La tutela può essere riconosciuta anche quando le violenze provengono da persone estranee all’ambiente professionale, purché rendano concretamente impossibile proseguire l’attività lavorativa o raggiungere il luogo di lavoro in condizioni di sicurezza.
Le dimissioni considerate per giusta causa
Secondo l’Istituto, per una lavoratrice o un lavoratore vittima di comportamenti violenti o persecutori, interrompere il rapporto di lavoro rappresenta un atto di autodifesa.
La situazione viene quindi equiparata alle dimissioni per giusta causa determinate dal comportamento di un soggetto terzo. La persona può accedere all’indennità di disoccupazione senza subire le penalizzazioni previste per chi lascia volontariamente il proprio impiego. «Le violenze e le condotte persecutorie, anche se provenienti da soggetti estranei all’ambiente professionale, possono determinare un’oggettiva impossibilità di proseguire l’attività lavorativa», spiega l’Inps.
Servono situazioni documentate
Il riconoscimento della Naspi non è automatico. Devono esistere condizioni oggettive e documentate che dimostrino il collegamento tra le violenze subite e l’impossibilità di continuare a lavorare.
L’Inps cita, tra gli esempi, molestie o minacce lungo il tragitto tra casa e lavoro che impediscano alla vittima di raggiungere la sede in sicurezza. Gli episodi devono aver compromesso l’equilibrio psicofisico della persona oppure la sua sicurezza nella vita quotidiana.
La tutela per le vittime di violenza di genere
L’Istituto ha chiesto un parere al ministero del Lavoro, che ha confermato come le dimissioni determinate dalla violenza di genere rientrino nelle forme di disoccupazione incolpevole.
La tutela si applica quando è dimostrabile un effettivo legame tra le condotte vessatorie e il contesto lavorativo, anche quando l’autore delle violenze non è un collega o un datore di lavoro.

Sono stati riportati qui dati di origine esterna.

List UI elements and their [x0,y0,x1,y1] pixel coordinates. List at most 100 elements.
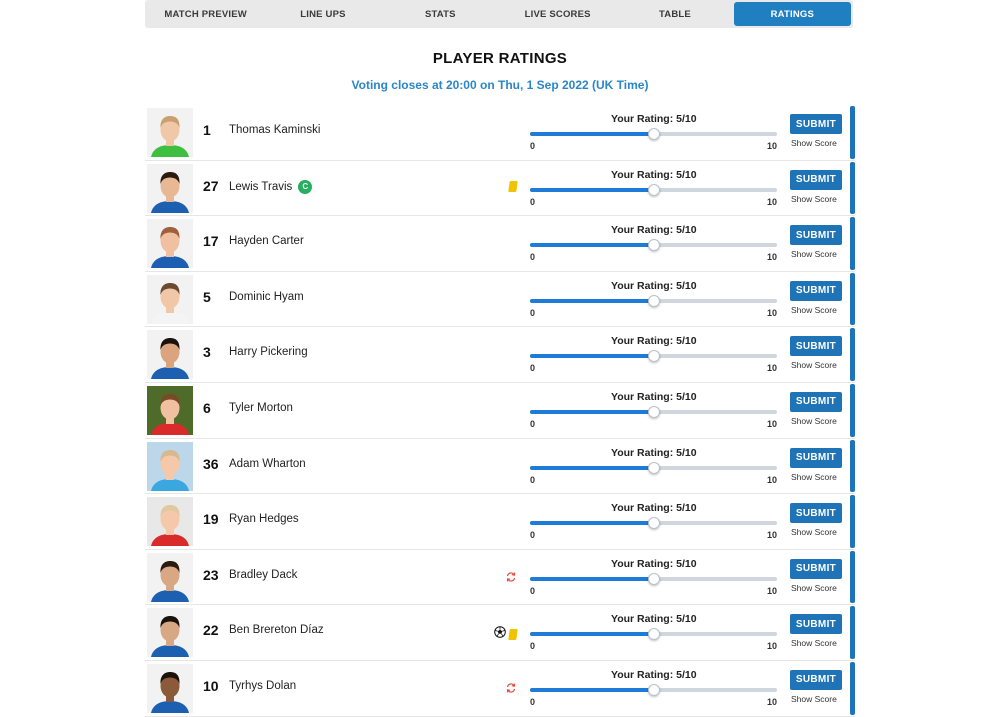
rating-slider-thumb[interactable] [647,294,660,307]
show-score-link[interactable]: Show Score [791,416,837,426]
player-name: Ryan Hedges [229,513,299,525]
submit-rating-button[interactable]: SUBMIT [790,391,842,412]
player-row: 19 Ryan Hedges Your Rating: 5/10 0 10 SUBMIT S… [145,494,855,550]
tab-live-scores[interactable]: LIVE SCORES [499,2,616,26]
submit-rating-button[interactable]: SUBMIT [790,503,842,524]
match-events [494,625,518,643]
rating-slider-thumb[interactable] [647,572,660,585]
player-name: Adam Wharton [229,458,306,470]
rating-slider[interactable] [530,128,777,140]
player-photo [147,163,193,213]
slider-min-label: 0 [530,252,536,263]
show-score-link[interactable]: Show Score [791,249,837,259]
rating-slider[interactable] [530,405,777,418]
rating-slider-fill [530,576,654,581]
rating-slider-thumb[interactable] [647,461,660,474]
player-name: Ben Brereton Díaz [229,624,324,636]
rating-slider-fill [530,187,654,192]
tab-match-preview[interactable]: MATCH PREVIEW [147,2,264,26]
slider-min-label: 0 [530,474,536,485]
match-tab-bar: MATCH PREVIEW LINE UPS STATS LIVE SCORES TAB… [145,0,853,28]
player-photo [147,330,193,380]
player-ratings-list: 1 Thomas Kaminski Your Rating: 5/10 0 10 SUBM… [145,105,855,717]
submit-rating-button[interactable]: SUBMIT [790,225,842,246]
slider-min-label: 0 [530,141,536,151]
submit-rating-button[interactable]: SUBMIT [790,169,842,190]
slider-max-label: 10 [767,252,778,263]
slider-max-label: 10 [767,530,778,541]
your-rating-label: Your Rating: 5/10 [611,113,697,125]
match-events [505,570,517,588]
your-rating-label: Your Rating: 5/10 [611,557,697,570]
player-row: 22 Ben Brereton Díaz Your Rating: 5/10 0 10 S… [145,605,855,661]
tab-line-ups[interactable]: LINE UPS [264,2,381,26]
show-score-link[interactable]: Show Score [791,194,837,204]
show-score-link[interactable]: Show Score [791,527,837,537]
player-name-text: Tyler Morton [229,401,293,414]
submit-rating-button[interactable]: SUBMIT [790,336,842,357]
rating-slider[interactable] [530,294,777,307]
show-score-link[interactable]: Show Score [791,138,837,148]
rating-slider[interactable] [530,628,777,641]
show-score-link[interactable]: Show Score [791,638,837,648]
show-score-link[interactable]: Show Score [791,472,837,482]
player-photo [147,552,193,602]
yellow-card-icon [508,180,518,192]
tab-ratings[interactable]: RATINGS [733,2,851,26]
rating-slider-fill [530,409,654,414]
rating-slider-thumb[interactable] [647,350,660,363]
rating-slider[interactable] [530,572,777,585]
rating-slider[interactable] [530,517,777,530]
your-rating-label: Your Rating: 5/10 [611,668,697,681]
voting-deadline: Voting closes at 20:00 on Thu, 1 Sep 202… [351,78,649,92]
submit-rating-button[interactable]: SUBMIT [790,558,842,579]
rating-slider[interactable] [530,183,777,196]
slider-max-label: 10 [767,641,778,652]
rating-slider[interactable] [530,683,777,696]
tab-table[interactable]: TABLE [616,2,733,26]
rating-slider-thumb[interactable] [647,405,660,418]
player-row: 6 Tyler Morton Your Rating: 5/10 0 10 SUBMIT S… [145,382,855,439]
player-row: 17 Hayden Carter Your Rating: 5/10 0 10 SUBMI… [145,216,855,272]
your-rating-label: Your Rating: 5/10 [611,224,697,237]
submit-rating-button[interactable]: SUBMIT [790,614,842,635]
slider-max-label: 10 [767,585,778,596]
show-score-link[interactable]: Show Score [791,305,837,315]
slider-min-label: 0 [530,696,536,707]
rating-slider-fill [530,132,654,136]
player-name-text: Thomas Kaminski [229,124,321,136]
match-events [508,180,518,192]
rating-slider-thumb[interactable] [647,183,660,196]
show-score-link[interactable]: Show Score [791,583,837,593]
row-accent-bar [850,328,855,381]
tab-stats[interactable]: STATS [382,2,499,26]
player-name-text: Lewis Travis [229,180,293,193]
submit-rating-button[interactable]: SUBMIT [790,114,842,134]
row-accent-bar [850,606,855,659]
row-accent-bar [850,217,855,270]
rating-slider[interactable] [530,239,777,252]
player-photo [147,441,193,491]
rating-slider-thumb[interactable] [647,128,660,140]
rating-slider-thumb[interactable] [647,239,660,252]
rating-slider-fill [530,298,654,303]
show-score-link[interactable]: Show Score [791,694,837,704]
player-row: 10 Tyrhys Dolan Your Rating: 5/10 0 10 SUBMIT… [145,660,855,717]
submit-rating-button[interactable]: SUBMIT [790,669,842,690]
slider-max-label: 10 [767,474,778,485]
rating-slider[interactable] [530,350,777,363]
submit-rating-button[interactable]: SUBMIT [790,280,842,301]
rating-slider-thumb[interactable] [647,517,660,530]
player-photo [147,108,193,157]
rating-slider[interactable] [530,461,777,474]
slider-min-label: 0 [530,307,536,318]
your-rating-label: Your Rating: 5/10 [611,279,697,292]
rating-slider-thumb[interactable] [647,683,660,696]
show-score-link[interactable]: Show Score [791,360,837,370]
player-number: 27 [203,177,219,194]
row-accent-bar [850,106,855,159]
row-accent-bar [850,439,855,493]
match-events [505,681,517,699]
submit-rating-button[interactable]: SUBMIT [790,447,842,468]
rating-slider-thumb[interactable] [647,628,660,641]
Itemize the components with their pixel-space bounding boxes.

L’obiettivo è proteggere la salute, la dignità e l’autonomia economica di chi si trova in una situazione di vulnerabilità.
Corsie prioritarie e riservatezza
Le sedi territoriali dell’Inps dovranno gestire queste richieste attraverso corsie prioritarie e garantendo la massima riservatezza.
«L’indipendenza economica rappresenta un pilastro fondamentale per permettere a qualunque persona di sottrarsi a contesti di rischio», sottolinea l’Istituto, che richiama la necessità di affiancare alla protezione personale anche un sostegno economico concreto.